Slade's tenure leading the state GOP is probably best remembered for the 1998 victory of Gov. Jeb Bush. But the period also included finding little-known candidates such as Frank Brogan and Bob Milligan and winning statewide races against better-known Democrats. Brogan had been the Martin County schools superintendent before defeating Democrat Doug Jamerson for education commissioner in 1994. Similarly, Milligan was a retired U.S. Marines general when he unseated longtime Comptroller Gerald Lewis.

Susie Wiles, who managed Gov. Rick Scott's 2010 campaign and has long been an adviser to Republican political leaders in the Jacksonville area, said Slade had a knack for recruiting good candidates at the state and local level.

"He was rarely wrong,'' Wiles said. "Frank Brogan is a perfect example."

She said he also "believed in the Republicanism of a big tent, and that served the Republican Party of Florida well during his term."

For the past few years, the libertarian-leaning Slade, a fiscal conservative, repeatedly expressed dissatisfaction with the GOP's focus on social issues.

Slade was elected to the state House in 1962 from Duval County as a Democrat, which was common during an era when Republicans held little power in the South. But Slade later switched his party affiliation to Republican and was elected to the Senate in 1966. He ran unsuccessfully for state treasurer in 1970, a campaign that included being involved in a plane crash with C.W. Bill Young, who would go on to represent the Tampa Bay area in Congress for four decades before dying last year.

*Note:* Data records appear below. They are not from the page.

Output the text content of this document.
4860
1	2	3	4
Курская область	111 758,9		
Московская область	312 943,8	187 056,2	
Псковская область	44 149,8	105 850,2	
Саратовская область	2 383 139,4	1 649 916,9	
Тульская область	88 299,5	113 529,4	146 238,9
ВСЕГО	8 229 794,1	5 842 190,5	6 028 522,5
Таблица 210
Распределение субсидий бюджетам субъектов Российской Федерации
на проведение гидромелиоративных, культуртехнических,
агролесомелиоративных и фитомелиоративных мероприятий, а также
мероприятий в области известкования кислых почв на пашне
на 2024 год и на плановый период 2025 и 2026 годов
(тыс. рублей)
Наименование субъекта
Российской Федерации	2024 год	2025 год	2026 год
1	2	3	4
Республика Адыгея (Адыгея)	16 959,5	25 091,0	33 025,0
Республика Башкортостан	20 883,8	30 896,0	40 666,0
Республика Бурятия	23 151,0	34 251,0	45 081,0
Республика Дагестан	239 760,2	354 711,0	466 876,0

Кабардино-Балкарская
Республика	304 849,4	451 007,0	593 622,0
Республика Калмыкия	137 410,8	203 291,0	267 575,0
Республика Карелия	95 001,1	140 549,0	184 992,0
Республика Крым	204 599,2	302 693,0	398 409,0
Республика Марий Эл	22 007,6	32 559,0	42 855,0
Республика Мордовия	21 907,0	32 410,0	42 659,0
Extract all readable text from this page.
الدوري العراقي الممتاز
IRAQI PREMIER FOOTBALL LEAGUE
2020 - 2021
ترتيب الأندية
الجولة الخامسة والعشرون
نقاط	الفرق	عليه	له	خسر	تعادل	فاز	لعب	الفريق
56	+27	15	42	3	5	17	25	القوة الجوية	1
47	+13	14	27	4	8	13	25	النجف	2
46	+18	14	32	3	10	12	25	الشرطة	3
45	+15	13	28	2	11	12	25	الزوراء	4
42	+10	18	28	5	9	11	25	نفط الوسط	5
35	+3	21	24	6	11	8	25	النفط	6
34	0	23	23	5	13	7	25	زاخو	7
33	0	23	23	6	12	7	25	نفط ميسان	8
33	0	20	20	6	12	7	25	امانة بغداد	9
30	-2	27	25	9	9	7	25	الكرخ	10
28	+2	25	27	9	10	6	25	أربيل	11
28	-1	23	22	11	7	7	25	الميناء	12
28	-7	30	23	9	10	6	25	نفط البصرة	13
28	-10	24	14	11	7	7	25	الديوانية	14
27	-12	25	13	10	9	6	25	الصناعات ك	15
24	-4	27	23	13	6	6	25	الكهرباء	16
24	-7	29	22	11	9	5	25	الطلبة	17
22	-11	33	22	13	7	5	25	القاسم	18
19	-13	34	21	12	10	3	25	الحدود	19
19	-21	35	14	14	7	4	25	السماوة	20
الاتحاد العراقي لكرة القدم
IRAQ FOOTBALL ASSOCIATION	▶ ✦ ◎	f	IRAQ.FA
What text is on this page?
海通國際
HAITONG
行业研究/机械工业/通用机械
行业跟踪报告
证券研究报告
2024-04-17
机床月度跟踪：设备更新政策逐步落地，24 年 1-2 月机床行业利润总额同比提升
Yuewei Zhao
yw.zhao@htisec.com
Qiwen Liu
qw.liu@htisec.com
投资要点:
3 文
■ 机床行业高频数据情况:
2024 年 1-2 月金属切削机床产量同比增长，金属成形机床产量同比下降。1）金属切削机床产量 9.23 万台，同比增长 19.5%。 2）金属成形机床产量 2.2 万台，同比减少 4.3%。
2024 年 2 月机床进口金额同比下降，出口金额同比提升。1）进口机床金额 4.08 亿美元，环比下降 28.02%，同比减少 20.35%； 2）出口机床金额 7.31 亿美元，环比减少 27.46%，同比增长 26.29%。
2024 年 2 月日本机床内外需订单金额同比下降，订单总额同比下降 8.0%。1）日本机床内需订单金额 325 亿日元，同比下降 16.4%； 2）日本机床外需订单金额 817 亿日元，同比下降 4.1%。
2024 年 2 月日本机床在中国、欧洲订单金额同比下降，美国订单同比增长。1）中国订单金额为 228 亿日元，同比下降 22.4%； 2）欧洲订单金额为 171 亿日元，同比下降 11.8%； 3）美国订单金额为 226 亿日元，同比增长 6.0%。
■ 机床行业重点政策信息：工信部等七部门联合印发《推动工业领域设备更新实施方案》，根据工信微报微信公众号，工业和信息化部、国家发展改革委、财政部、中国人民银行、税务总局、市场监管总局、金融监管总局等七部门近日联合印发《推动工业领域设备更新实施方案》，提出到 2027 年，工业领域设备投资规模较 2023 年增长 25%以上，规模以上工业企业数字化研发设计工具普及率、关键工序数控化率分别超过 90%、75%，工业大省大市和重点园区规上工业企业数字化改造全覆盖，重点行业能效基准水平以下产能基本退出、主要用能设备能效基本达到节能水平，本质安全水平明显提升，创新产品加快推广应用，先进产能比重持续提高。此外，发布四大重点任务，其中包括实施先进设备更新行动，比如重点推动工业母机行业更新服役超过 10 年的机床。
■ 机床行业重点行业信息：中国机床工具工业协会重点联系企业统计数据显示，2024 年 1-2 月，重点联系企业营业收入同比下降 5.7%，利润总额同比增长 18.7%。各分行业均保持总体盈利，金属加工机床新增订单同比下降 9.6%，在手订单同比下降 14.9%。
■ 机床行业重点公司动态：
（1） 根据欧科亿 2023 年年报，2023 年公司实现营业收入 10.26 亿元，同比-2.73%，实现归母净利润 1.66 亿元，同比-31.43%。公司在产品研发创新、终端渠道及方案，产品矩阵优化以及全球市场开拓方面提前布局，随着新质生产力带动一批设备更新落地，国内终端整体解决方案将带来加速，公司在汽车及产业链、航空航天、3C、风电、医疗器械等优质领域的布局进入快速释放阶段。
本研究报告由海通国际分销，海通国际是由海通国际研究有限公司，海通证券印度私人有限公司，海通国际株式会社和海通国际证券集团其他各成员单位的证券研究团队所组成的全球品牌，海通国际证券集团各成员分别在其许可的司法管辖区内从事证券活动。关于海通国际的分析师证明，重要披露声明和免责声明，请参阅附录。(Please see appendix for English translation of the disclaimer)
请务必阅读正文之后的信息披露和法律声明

In an interview with the News Service last year, Slade recalled how he kicked out an emergency door, got his young wife out and then helped Young and the badly injured pilot out of the plane. He said Young had crashed into the windshield.

"It was like somebody cut his head open with an axe. I don't see how he lived through it. The pilot had 70-some fractures and broke both his legs backwards," Slade said.

Slade, the former chairman of Dozier & Gay Industrial Coating, was a longtime Republican leader in Northeast Florida and in the 1980s ran campaigns in the region for candidates such as Martinez. He later served on the Florida Taxation and Budget Reform Commission before becoming state party chairman in 1993.

After growing up in rural Clay County and attending school in Starke, Slade never lost his folksy charm and sense of humor. Reporters from across the state would call him for quotes and perspective on political issues --- conversations that usually included a bunch of laughs.

"He could come up with a quick, pithy quotable comment for a reporter faster than anybody I've seen in 30 years,'' Wiles said.

But Slade's tongue could also get him into trouble sometimes, though Wiles said controversy never seemed to trouble him.

"I think he kind of enjoyed it,'' she said.